Landini, "voto contro la precarietà del lavoro": civici e progressisti con la Cgil
Il fronte civico e progressista sta sostenendo il referendum e a livello locale l'iniziativa della Cgil
Gela. "Un voto per i diritti e contro la precarietà". In serata, il segretario nazionale Cgil Maurizio Landini, è arrivato in città, a sostegno dei quesiti referendari previsti per l'8 e il 9 giugno.
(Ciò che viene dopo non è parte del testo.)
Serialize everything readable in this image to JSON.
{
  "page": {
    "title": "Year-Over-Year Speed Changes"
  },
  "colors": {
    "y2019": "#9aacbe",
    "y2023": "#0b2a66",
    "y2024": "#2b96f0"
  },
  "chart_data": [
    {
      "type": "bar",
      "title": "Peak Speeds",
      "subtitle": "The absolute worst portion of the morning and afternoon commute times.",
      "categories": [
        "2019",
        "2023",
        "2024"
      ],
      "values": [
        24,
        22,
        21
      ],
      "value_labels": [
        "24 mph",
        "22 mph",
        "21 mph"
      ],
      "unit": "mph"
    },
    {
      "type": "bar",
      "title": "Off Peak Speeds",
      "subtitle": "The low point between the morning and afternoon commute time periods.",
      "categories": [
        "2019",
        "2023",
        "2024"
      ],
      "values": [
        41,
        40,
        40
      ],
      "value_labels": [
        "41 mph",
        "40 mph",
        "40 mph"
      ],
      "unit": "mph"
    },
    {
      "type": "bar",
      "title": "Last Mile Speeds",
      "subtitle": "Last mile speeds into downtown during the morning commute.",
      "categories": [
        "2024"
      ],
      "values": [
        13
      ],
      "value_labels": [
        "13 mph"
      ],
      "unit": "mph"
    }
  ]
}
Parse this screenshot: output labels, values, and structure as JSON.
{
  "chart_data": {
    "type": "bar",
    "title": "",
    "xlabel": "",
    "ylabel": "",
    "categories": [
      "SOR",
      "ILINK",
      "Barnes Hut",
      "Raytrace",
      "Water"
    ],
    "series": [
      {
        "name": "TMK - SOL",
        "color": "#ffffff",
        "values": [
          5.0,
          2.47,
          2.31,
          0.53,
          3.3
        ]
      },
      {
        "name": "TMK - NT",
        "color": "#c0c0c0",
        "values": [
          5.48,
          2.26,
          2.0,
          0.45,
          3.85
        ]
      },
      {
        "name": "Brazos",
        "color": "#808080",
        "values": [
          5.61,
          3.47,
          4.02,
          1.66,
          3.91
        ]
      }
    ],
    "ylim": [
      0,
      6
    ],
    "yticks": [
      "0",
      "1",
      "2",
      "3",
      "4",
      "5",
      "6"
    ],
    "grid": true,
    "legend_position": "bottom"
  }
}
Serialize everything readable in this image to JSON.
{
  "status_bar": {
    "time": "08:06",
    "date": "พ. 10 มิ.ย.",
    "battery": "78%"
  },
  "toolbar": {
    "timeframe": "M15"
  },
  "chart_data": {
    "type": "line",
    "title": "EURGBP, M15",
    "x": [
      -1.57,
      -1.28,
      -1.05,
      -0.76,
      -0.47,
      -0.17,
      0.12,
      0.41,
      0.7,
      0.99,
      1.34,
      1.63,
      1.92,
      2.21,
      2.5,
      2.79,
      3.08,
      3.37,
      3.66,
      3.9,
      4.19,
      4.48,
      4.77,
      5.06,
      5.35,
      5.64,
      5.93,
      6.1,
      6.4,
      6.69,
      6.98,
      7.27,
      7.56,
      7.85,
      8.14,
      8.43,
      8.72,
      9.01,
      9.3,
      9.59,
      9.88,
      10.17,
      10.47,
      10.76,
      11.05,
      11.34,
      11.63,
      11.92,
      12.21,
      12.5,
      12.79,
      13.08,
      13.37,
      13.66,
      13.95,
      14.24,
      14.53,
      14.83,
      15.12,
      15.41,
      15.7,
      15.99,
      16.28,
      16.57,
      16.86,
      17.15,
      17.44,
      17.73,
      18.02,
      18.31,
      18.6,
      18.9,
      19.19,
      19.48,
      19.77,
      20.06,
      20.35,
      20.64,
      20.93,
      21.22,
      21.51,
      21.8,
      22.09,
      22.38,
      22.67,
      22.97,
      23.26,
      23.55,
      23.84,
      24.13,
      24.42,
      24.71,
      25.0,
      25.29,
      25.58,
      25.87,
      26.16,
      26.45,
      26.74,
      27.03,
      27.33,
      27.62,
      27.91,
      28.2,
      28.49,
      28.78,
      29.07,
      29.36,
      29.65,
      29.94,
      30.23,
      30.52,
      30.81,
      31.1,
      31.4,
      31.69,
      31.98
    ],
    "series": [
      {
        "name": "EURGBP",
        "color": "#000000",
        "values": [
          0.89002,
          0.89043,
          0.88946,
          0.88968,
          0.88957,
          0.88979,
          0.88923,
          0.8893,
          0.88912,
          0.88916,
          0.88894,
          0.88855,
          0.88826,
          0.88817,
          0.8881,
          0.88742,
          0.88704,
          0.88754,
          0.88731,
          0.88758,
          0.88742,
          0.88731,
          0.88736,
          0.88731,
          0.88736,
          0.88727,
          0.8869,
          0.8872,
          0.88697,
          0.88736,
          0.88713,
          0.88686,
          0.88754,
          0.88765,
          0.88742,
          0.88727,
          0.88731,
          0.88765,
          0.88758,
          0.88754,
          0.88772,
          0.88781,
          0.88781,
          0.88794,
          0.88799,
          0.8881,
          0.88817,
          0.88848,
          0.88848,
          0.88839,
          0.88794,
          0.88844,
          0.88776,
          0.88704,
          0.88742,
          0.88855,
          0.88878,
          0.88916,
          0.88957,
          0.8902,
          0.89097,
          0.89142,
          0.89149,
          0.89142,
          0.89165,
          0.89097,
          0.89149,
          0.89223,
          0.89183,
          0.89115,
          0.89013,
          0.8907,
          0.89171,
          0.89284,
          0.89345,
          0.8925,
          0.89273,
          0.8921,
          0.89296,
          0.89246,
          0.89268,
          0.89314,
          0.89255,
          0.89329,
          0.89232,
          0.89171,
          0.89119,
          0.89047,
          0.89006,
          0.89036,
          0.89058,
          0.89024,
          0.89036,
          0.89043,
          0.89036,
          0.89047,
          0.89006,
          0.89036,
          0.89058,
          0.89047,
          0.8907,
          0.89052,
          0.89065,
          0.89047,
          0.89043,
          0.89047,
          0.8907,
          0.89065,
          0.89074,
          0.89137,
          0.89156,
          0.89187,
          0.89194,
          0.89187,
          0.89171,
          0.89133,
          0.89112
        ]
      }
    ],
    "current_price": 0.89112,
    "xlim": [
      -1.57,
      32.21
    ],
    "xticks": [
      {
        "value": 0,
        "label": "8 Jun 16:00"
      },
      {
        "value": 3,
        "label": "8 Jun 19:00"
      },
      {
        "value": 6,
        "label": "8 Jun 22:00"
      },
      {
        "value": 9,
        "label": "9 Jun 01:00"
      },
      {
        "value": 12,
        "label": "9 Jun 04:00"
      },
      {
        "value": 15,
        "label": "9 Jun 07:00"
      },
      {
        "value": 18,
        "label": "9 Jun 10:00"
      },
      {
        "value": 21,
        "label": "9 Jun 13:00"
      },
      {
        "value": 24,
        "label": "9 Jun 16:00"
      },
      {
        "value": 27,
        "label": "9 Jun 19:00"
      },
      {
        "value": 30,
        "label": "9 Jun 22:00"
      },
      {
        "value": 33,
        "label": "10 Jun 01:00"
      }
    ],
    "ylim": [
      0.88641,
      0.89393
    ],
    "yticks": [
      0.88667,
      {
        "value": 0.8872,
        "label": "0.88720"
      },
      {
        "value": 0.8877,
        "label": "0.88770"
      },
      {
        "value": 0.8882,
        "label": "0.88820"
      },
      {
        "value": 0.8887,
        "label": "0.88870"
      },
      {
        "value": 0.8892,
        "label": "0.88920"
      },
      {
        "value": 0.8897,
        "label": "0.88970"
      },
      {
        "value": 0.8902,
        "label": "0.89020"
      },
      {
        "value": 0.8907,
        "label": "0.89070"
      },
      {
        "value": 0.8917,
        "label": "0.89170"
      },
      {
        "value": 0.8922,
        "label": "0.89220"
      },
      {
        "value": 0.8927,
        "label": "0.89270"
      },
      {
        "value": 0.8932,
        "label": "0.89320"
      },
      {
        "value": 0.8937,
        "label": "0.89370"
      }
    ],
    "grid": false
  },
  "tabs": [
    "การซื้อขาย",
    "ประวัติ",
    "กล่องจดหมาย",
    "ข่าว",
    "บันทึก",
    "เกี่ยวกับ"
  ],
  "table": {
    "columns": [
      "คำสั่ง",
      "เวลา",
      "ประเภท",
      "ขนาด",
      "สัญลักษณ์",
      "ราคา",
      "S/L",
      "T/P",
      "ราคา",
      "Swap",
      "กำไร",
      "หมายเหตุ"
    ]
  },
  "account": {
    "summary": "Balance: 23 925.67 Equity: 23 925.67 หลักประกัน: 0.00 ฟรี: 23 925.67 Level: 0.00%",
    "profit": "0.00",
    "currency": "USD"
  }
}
Landini era accompagnato dai riferimenti regionali Cgil, Alfio Mannino e Ignazio Giudice. "Non si vota per un partito o contro il governo - ha detto - si vota per sé stessi, per eliminare leggi che non tutelano i diritti dei lavoratori, soprattutto quelli precari e ricattabili. Il lavoro deve rendere liberi. Sul lavoro è passata l'idea del mercato, sia dalla destra sia dalla sinistra". Precarietà, morti sul lavoro, tutele, sono i punti espressi dai giovani che hanno posto domande, tra questi Miriel Distefano ed Elias d'Aleo. All'iniziativa, il sindaco Di Stefano e i civici di "Una Buona Idea" e "Giovani Idee", i pentastellati con in testa il vicepresidente Ars Nuccio Di Paola (insieme all'assessore Morgana, al presidente del consiglio Giudice e al gruppo locale) e gli esponenti del Pd, anche in questo caso con assessori (Di Cristina e Fava), consiglieri comunali e dirigenti. Il fronte civico e progressista sta sostenendo il referendum e a livello locale l'iniziativa della Cgil. Un'ulteriore convergenza politica sulla quale il "modello Gela" si sta muovendo, in una fase fatta di qualche ruggine di troppo. Il sindaco Di Stefano ha accolto, al suo arrivo, il segretario nazionale Cgil. L'invito costante è a recarsi al voto, contro il partito dell'astensionismo.